Relier le travail en liberté au travail monté
Tout ce que tu construis en liberté doit servir le reste de ta pratique, sinon, ça reste juste un « truc joli » pour la vidéo.
Quelques passerelles intéressantes :
- Réactivité à la voix : ce que tu obtiens au sol (transitions nettes à la voix), tu le réutilises ensuite en selle
- Gestion de l’énergie : apprendre à ton cheval à monter et descendre en pression avec toi, ça change tes détentes et tes reprises
- Respect de la bulle : un cheval qui ne te bouscule pas en liberté aura tendance à mieux gérer les distances au montoir et au pansage
- Connexion mentale : si ton cheval te cherche du regard au sol, il sera souvent plus disponible aux aides montées
Par exemple, j’aime bien faire une petite séquence en liberté avant de monter : quelques suivis, deux-trois transitions, un ou deux reculers. Quand je sens que le cheval est « avec moi », je garde ce fil et je grimpe en selle. Les séances sont souvent plus fluides derrière.

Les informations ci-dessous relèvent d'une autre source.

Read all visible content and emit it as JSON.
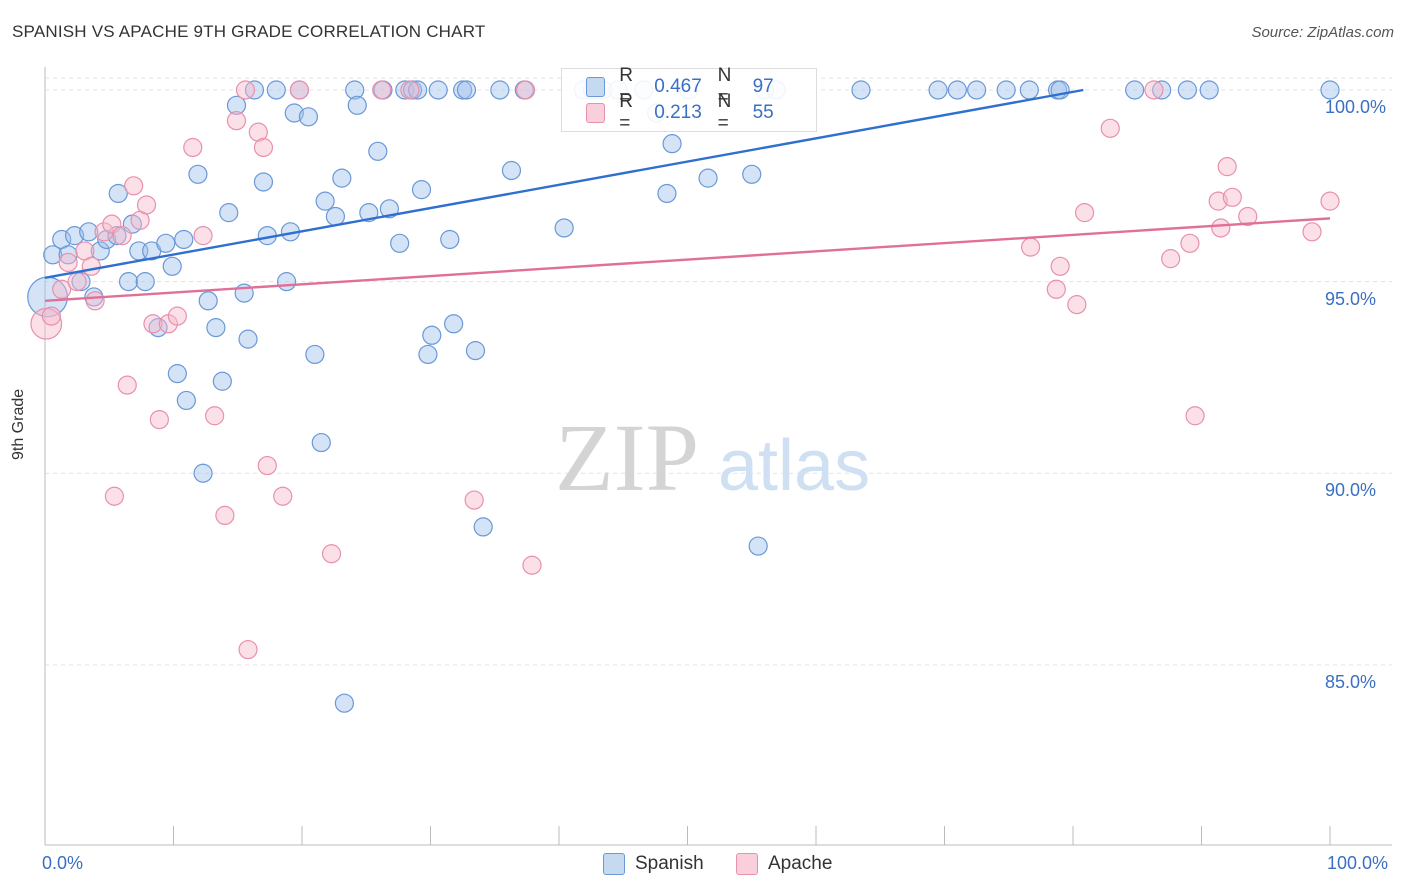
{
  "title": "SPANISH VS APACHE 9TH GRADE CORRELATION CHART",
  "source": "Source: ZipAtlas.com",
  "watermark": {
    "zip": "ZIP",
    "atlas": "atlas"
  },
  "legend": {
    "rows": [
      {
        "r_label": "R =",
        "r_value": "0.467",
        "n_label": "N =",
        "n_value": "97"
      },
      {
        "r_label": "R =",
        "r_value": "0.213",
        "n_label": "N =",
        "n_value": "55"
      }
    ]
  },
  "bottom_legend": [
    "Spanish",
    "Apache"
  ],
  "chart_data": {
    "type": "scatter",
    "title": "SPANISH VS APACHE 9TH GRADE CORRELATION CHART",
    "xlabel": "",
    "ylabel": "9th Grade",
    "xlim": [
      0,
      100
    ],
    "ylim": [
      80.3,
      100.6
    ],
    "x_tick_labels": [
      "0.0%",
      "100.0%"
    ],
    "y_tick_labels": [
      "85.0%",
      "90.0%",
      "95.0%",
      "100.0%"
    ],
    "y_ticks": [
      85,
      90,
      95,
      100
    ],
    "grid": true,
    "legend_position": "top-center",
    "colors": {
      "Spanish": "#5b8fd6",
      "Apache": "#e889a6",
      "Spanish_line": "#2f6fcf",
      "Apache_line": "#e07098"
    },
    "series": [
      {
        "name": "Spanish",
        "trend": {
          "x": [
            0,
            80.8
          ],
          "y": [
            95.1,
            100
          ]
        },
        "points": [
          [
            0.2,
            94.6,
            2.2
          ],
          [
            0.6,
            95.7,
            1
          ],
          [
            1.3,
            96.1,
            1
          ],
          [
            1.8,
            95.7,
            1
          ],
          [
            2.3,
            96.2,
            1
          ],
          [
            2.8,
            95.0,
            1
          ],
          [
            3.4,
            96.3,
            1
          ],
          [
            3.8,
            94.6,
            1
          ],
          [
            4.3,
            95.8,
            1
          ],
          [
            4.8,
            96.1,
            1
          ],
          [
            5.6,
            96.2,
            1
          ],
          [
            5.7,
            97.3,
            1
          ],
          [
            6.5,
            95.0,
            1
          ],
          [
            6.8,
            96.5,
            1
          ],
          [
            7.3,
            95.8,
            1
          ],
          [
            7.8,
            95.0,
            1
          ],
          [
            8.3,
            95.8,
            1
          ],
          [
            8.8,
            93.8,
            1
          ],
          [
            9.4,
            96.0,
            1
          ],
          [
            9.9,
            95.4,
            1
          ],
          [
            10.3,
            92.6,
            1
          ],
          [
            10.8,
            96.1,
            1
          ],
          [
            11.0,
            91.9,
            1
          ],
          [
            11.9,
            97.8,
            1
          ],
          [
            12.3,
            90.0,
            1
          ],
          [
            12.7,
            94.5,
            1
          ],
          [
            13.3,
            93.8,
            1
          ],
          [
            13.8,
            92.4,
            1
          ],
          [
            14.3,
            96.8,
            1
          ],
          [
            14.9,
            99.6,
            1
          ],
          [
            15.5,
            94.7,
            1
          ],
          [
            15.8,
            93.5,
            1
          ],
          [
            16.3,
            100.0,
            1
          ],
          [
            17.0,
            97.6,
            1
          ],
          [
            17.3,
            96.2,
            1
          ],
          [
            18.0,
            100.0,
            1
          ],
          [
            18.8,
            95.0,
            1
          ],
          [
            19.1,
            96.3,
            1
          ],
          [
            19.4,
            99.4,
            1
          ],
          [
            19.8,
            100.0,
            1
          ],
          [
            20.5,
            99.3,
            1
          ],
          [
            21.0,
            93.1,
            1
          ],
          [
            21.5,
            90.8,
            1
          ],
          [
            21.8,
            97.1,
            1
          ],
          [
            22.6,
            96.7,
            1
          ],
          [
            23.1,
            97.7,
            1
          ],
          [
            23.3,
            84.0,
            1
          ],
          [
            24.1,
            100.0,
            1
          ],
          [
            24.3,
            99.6,
            1
          ],
          [
            25.2,
            96.8,
            1
          ],
          [
            25.9,
            98.4,
            1
          ],
          [
            26.3,
            100.0,
            1
          ],
          [
            26.8,
            96.9,
            1
          ],
          [
            27.6,
            96.0,
            1
          ],
          [
            28.0,
            100.0,
            1
          ],
          [
            28.6,
            100.0,
            1
          ],
          [
            29.0,
            100.0,
            1
          ],
          [
            29.3,
            97.4,
            1
          ],
          [
            29.8,
            93.1,
            1
          ],
          [
            30.1,
            93.6,
            1
          ],
          [
            30.6,
            100.0,
            1
          ],
          [
            31.5,
            96.1,
            1
          ],
          [
            31.8,
            93.9,
            1
          ],
          [
            32.5,
            100.0,
            1
          ],
          [
            32.8,
            100.0,
            1
          ],
          [
            33.5,
            93.2,
            1
          ],
          [
            34.1,
            88.6,
            1
          ],
          [
            35.4,
            100.0,
            1
          ],
          [
            36.3,
            97.9,
            1
          ],
          [
            37.3,
            100.0,
            1
          ],
          [
            40.4,
            96.4,
            1
          ],
          [
            41.9,
            100.0,
            1
          ],
          [
            42.6,
            100.0,
            1
          ],
          [
            43.4,
            100.0,
            1
          ],
          [
            44.6,
            100.0,
            1
          ],
          [
            46.6,
            100.0,
            1
          ],
          [
            47.6,
            99.4,
            1
          ],
          [
            48.4,
            97.3,
            1
          ],
          [
            48.8,
            98.6,
            1
          ],
          [
            50.1,
            100.0,
            1
          ],
          [
            51.6,
            97.7,
            1
          ],
          [
            55.0,
            97.8,
            1
          ],
          [
            55.5,
            88.1,
            1
          ],
          [
            56.0,
            100.0,
            1
          ],
          [
            56.9,
            100.0,
            1
          ],
          [
            63.5,
            100.0,
            1
          ],
          [
            69.5,
            100.0,
            1
          ],
          [
            71.0,
            100.0,
            1
          ],
          [
            72.5,
            100.0,
            1
          ],
          [
            74.8,
            100.0,
            1
          ],
          [
            76.6,
            100.0,
            1
          ],
          [
            78.8,
            100.0,
            1
          ],
          [
            79.0,
            100.0,
            1
          ],
          [
            84.8,
            100.0,
            1
          ],
          [
            86.9,
            100.0,
            1
          ],
          [
            88.9,
            100.0,
            1
          ],
          [
            90.6,
            100.0,
            1
          ],
          [
            100.0,
            100.0,
            1
          ]
        ]
      },
      {
        "name": "Apache",
        "trend": {
          "x": [
            0,
            100
          ],
          "y": [
            94.5,
            96.65
          ]
        },
        "points": [
          [
            0.1,
            93.9,
            1.7
          ],
          [
            0.5,
            94.1,
            1
          ],
          [
            1.3,
            94.8,
            1
          ],
          [
            1.8,
            95.5,
            1
          ],
          [
            2.5,
            95.0,
            1
          ],
          [
            3.1,
            95.8,
            1
          ],
          [
            3.6,
            95.4,
            1
          ],
          [
            3.9,
            94.5,
            1
          ],
          [
            4.6,
            96.3,
            1
          ],
          [
            5.2,
            96.5,
            1
          ],
          [
            5.4,
            89.4,
            1
          ],
          [
            6.0,
            96.2,
            1
          ],
          [
            6.4,
            92.3,
            1
          ],
          [
            6.9,
            97.5,
            1
          ],
          [
            7.4,
            96.6,
            1
          ],
          [
            7.9,
            97.0,
            1
          ],
          [
            8.4,
            93.9,
            1
          ],
          [
            8.9,
            91.4,
            1
          ],
          [
            9.6,
            93.9,
            1
          ],
          [
            10.3,
            94.1,
            1
          ],
          [
            11.5,
            98.5,
            1
          ],
          [
            12.3,
            96.2,
            1
          ],
          [
            13.2,
            91.5,
            1
          ],
          [
            14.0,
            88.9,
            1
          ],
          [
            14.9,
            99.2,
            1
          ],
          [
            15.6,
            100.0,
            1
          ],
          [
            15.8,
            85.4,
            1
          ],
          [
            16.6,
            98.9,
            1
          ],
          [
            17.0,
            98.5,
            1
          ],
          [
            17.3,
            90.2,
            1
          ],
          [
            18.5,
            89.4,
            1
          ],
          [
            19.8,
            100.0,
            1
          ],
          [
            22.3,
            87.9,
            1
          ],
          [
            26.2,
            100.0,
            1
          ],
          [
            28.4,
            100.0,
            1
          ],
          [
            33.4,
            89.3,
            1
          ],
          [
            37.4,
            100.0,
            1
          ],
          [
            37.9,
            87.6,
            1
          ],
          [
            76.7,
            95.9,
            1
          ],
          [
            78.7,
            94.8,
            1
          ],
          [
            79.0,
            95.4,
            1
          ],
          [
            80.3,
            94.4,
            1
          ],
          [
            80.9,
            96.8,
            1
          ],
          [
            82.9,
            99.0,
            1
          ],
          [
            86.3,
            100.0,
            1
          ],
          [
            87.6,
            95.6,
            1
          ],
          [
            89.1,
            96.0,
            1
          ],
          [
            89.5,
            91.5,
            1
          ],
          [
            91.3,
            97.1,
            1
          ],
          [
            91.5,
            96.4,
            1
          ],
          [
            92.0,
            98.0,
            1
          ],
          [
            92.4,
            97.2,
            1
          ],
          [
            93.6,
            96.7,
            1
          ],
          [
            98.6,
            96.3,
            1
          ],
          [
            100.0,
            97.1,
            1
          ]
        ]
      }
    ]
  }
}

Travailler en liberté, ce n’est pas réservé aux cavaliers de spectacle ni aux chevaux « exceptionnels ». C’est un outil très concret pour affiner ta communication et mesurer, sans tricher, où en est ta relation avec ton cheval. En avançant par petites étapes, en restant cohérent et en respectant la sécurité de chacun, tu verras vite ton cheval devenir plus attentif, plus respectueux… et surtout plus volontaire à travailler avec toi, longe ou pas.